Mereka semua sudah bekerja cukup keras hari ini. Satu hari ini sudah dilalui dengan menemukan kemungkinan siapa pemilik sobekan kain itu. Besok, sisa hari mereka berubah dari enam menjadi lima. Bahkan mereka belum menyentuh buku pelajaran sebagai persiapan ujian. Tapi itu bukan hal yang perlu untuk dibesar-besarkan. Mereka pasti bisa menjawab semua soal ujian dengan baik. Tunggu saja.
Raka mematikan lampu. Mereka semua, sudah siap sedia untuk beristirahat sekarang.
__00__
Pukul 05.00
Alva terbangun. Ia menyalakan lampu, mencari kunci mobilnya untuk bergegas pulang. Semuanya terbangun akibat ulah Alva. Mata mereka silau seperti terkena cahaya ilahi. Baguslah jika mereka sudah bangun.
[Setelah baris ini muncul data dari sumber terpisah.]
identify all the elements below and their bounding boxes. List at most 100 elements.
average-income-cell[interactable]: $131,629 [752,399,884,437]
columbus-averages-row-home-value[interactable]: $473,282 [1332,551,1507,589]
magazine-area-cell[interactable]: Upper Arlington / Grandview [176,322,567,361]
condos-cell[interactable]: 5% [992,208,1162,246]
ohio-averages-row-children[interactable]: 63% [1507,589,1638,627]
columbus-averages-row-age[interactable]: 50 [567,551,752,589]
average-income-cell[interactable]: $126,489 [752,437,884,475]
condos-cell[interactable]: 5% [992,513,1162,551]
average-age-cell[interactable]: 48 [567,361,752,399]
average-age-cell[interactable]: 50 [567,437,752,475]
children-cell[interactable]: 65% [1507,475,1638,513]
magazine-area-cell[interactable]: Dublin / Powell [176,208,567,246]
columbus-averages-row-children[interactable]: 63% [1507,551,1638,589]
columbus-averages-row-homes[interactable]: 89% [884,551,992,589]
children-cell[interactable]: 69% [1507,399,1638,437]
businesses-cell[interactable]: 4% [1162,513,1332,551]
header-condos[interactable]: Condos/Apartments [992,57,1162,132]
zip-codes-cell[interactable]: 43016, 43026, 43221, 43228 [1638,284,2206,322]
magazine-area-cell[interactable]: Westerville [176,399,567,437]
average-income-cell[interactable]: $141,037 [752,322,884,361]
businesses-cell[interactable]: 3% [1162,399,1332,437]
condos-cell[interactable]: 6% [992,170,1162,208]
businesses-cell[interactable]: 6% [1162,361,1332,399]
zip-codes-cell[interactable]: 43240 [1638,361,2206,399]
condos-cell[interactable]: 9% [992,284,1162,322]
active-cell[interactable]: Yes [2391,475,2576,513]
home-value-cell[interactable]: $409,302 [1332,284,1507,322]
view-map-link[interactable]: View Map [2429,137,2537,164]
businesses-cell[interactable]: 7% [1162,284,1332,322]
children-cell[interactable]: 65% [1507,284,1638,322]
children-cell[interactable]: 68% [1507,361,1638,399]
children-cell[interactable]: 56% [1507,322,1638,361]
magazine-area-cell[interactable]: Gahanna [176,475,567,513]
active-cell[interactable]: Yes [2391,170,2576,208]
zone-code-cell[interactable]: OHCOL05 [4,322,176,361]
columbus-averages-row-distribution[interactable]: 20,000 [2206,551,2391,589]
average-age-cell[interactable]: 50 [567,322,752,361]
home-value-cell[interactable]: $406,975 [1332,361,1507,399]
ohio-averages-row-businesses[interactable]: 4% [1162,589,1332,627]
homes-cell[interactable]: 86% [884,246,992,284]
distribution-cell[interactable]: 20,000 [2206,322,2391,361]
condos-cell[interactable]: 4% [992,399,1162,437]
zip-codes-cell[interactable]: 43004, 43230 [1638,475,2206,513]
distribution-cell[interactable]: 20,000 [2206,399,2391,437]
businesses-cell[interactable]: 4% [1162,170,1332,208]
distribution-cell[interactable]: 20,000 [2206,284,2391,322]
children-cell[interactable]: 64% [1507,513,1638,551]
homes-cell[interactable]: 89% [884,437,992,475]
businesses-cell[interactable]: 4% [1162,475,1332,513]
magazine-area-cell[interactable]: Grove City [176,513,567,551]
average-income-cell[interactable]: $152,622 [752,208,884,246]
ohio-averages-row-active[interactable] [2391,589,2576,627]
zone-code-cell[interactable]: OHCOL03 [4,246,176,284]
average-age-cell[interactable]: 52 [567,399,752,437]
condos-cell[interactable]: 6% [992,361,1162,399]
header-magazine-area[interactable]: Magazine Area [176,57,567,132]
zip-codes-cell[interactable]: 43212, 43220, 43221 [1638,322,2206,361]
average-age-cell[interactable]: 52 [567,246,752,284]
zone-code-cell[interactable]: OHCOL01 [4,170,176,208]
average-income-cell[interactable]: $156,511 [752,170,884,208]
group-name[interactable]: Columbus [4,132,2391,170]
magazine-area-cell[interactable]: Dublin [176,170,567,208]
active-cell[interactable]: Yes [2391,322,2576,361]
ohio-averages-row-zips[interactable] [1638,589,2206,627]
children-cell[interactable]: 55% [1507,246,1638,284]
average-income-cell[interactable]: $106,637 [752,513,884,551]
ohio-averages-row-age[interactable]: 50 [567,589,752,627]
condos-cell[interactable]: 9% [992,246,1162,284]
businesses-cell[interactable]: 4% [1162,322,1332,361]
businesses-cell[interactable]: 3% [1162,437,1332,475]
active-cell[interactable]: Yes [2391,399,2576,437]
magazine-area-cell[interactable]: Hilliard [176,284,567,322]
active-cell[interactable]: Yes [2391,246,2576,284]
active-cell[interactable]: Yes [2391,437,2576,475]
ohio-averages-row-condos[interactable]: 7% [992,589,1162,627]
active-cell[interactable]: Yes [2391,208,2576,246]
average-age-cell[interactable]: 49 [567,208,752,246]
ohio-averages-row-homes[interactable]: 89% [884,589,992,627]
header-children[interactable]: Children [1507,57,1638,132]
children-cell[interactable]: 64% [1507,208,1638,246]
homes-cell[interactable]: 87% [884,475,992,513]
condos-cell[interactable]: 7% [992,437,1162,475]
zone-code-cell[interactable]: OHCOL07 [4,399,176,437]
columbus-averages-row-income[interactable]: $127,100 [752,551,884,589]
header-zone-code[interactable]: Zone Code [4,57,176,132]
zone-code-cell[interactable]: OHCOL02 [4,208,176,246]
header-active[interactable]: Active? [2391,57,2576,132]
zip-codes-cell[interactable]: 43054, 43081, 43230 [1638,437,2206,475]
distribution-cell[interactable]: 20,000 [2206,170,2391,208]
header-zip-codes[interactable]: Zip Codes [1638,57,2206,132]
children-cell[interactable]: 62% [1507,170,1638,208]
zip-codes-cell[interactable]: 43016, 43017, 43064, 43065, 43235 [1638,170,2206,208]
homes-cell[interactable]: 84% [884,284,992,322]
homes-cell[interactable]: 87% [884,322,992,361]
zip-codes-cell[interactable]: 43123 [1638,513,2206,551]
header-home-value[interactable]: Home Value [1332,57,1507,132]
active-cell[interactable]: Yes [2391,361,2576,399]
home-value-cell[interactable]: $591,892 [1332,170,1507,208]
Alva tidak perlu repot-repot untuk membangunkan mereka.
Alva mengatakan kepada mereka agar segera kembali ke rumah jika ingin bersekolah. Mereka harus mempersiapkan diri untuk ke sekolah. Ketemu. Alva dibuat kaget saat ia berbalik bersiap untuk pulang. Deva, Dave, dan Naira menatapnya dengan wajah bantal itu.
“Anter kami pulang.”
Alva menghela napas. Tahu kalau begini jadinya, lebih bai kia tidak menyalakan lampu.
Satu persatu dari mereka sudah Alva antar ke rumah masing-masing. Sekarang ia tengah menuju rumahnya. Sampai di rumah, Alva langsung mandi, bersiap-siap untuk ke sekolah. Usai merapikan roster, Alva ke ruang makan. Ia memakan beberapa potong roti dengan selai stoberi kesukaannya.
Alva baru ingat. Ada sesuatu yang terlupakan. Ia janji kepada kakaknya kemarin malam akan segera kembali ke sana menemaninya. Segera dilahap habis gigitan terakhir rotinya. Alva naik ke atas, kembali ke kamarnya. Dilihatnya jam. Hanya tersisa tiga puluh menit saja lagi sebelum bel sekolah berbunyi. Nampaknya Alva memang tidak bisa menjenguk kakaknya sekarang. Ia harus menunggu sampai pulang sekolah nanti.
Bersambung...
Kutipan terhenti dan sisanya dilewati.